OSHKOSH, Wis. (AP) — As one of the 10 female welding students in a program with 124 males, Amber Kraemer can tell you a thing or two about perseverance.
She initially pursued a degree from Fox Valley Technical College in the field, which increasingly relies on robotics, programming and mathematics, because of its positive career prospects and what she sees as an appealing marriage of science and art.
“It’s intimidating (stepping into a male dominated field), but it also gives me something to prove that I can do it,” Kraemer, 32, told the Oshkosh Northwestern. “It’s motivation to do better, and most of the time I can probably weld better than the men anyway.”
Today, there are more women like Kramer than ever crossing traditional gender lines and pursuing science, technology, engineering and math-related degrees.
More than 1,000 women, or roughly one in 15 female students at the University of Wisconsin-Oshkosh and FVTC combined, were pursuing STEM-related degrees during the 2011-12 school year, data provided by the institutions shows. That’s a 56 percent increase from four years earlier. Total female enrollment during that time grew 23 percent.
University and college officials credit the growing interest in STEM studies to outreach efforts aimed at high school and middle school girls as well as state and national attention on those career fields.
“Women are more likely to think about science if their parents encourage them and their high school teachers encourage them. That will get them to sign up for a class their freshman year (of college),” said Jennifer Mihalick, a UWO chemistry professor and director of Women in Science, a UW System-wide program aimed at attracting and retaining female science students.
High school programs, such as the Wave Robotics club, which builds robots for state and national competitions, also go a long way to bring girls through the door of a STEM-based classroom, Mihalick said.

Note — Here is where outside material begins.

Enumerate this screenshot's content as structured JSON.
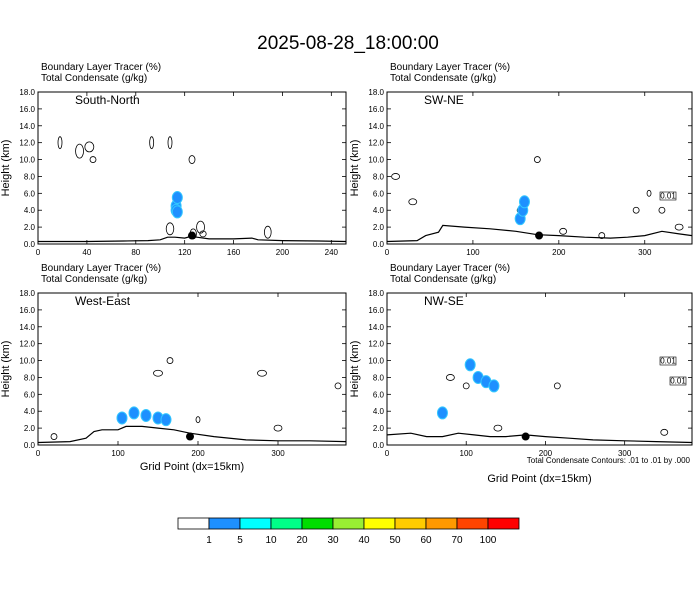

At FVTC, instructors have been bringing their students into area high schools to meet with teens for career exploration sessions. They also run a girls-only summer camp called Girl Tech, said Anne Haberkorn, dean of information technology, a corner of the technical college that has seen particularly high growth in female enrollment.
The number of women pursuing IT degrees at FVTC spiked 47 percent between the 2008-09 and 2010-11 school years, enrollment data shows. The key to recruiting girls has been breaking down stereotypes surrounding certain disciplines and showing girls a different side to science and technology.
“We (girls) view IT and other STEM fields differently. It’s not about gadgets for us but helping people and helping them accomplish their goals. That’s something girls and women seem to relate to,” Haberkorn said.
Newly emerging fields with heavy emphasis on design, such as mobile app development, also seem to appeal more to women. Women made up 42 percent of the students studying Web development and design at FVTC in 2011-12 compared to 21 percent four years earlier.
Kelsey Paltzer, 20, a junior chemistry major at UWO, said too many girls never give the sciences a chance because of a perception they need to be at the top of their class to participate.
“I feel like all too many females put themselves down. In high school, you think of chemistry as a hard subject or harder than the usual fields girls go into.. But, if you put effort into it, it’s actually very interesting,” Paltzer said.
Mihalick said a large part of her Women in Science program aims to make girls feel more comfortable with science regardless of their skill level. Those same efforts, she said, will also help all students.
“It’s been found that things professors can change in their classrooms to make women feel more comfortable, feel more valued and belonging, will also help everyone else in the classroom,” Mihalick said.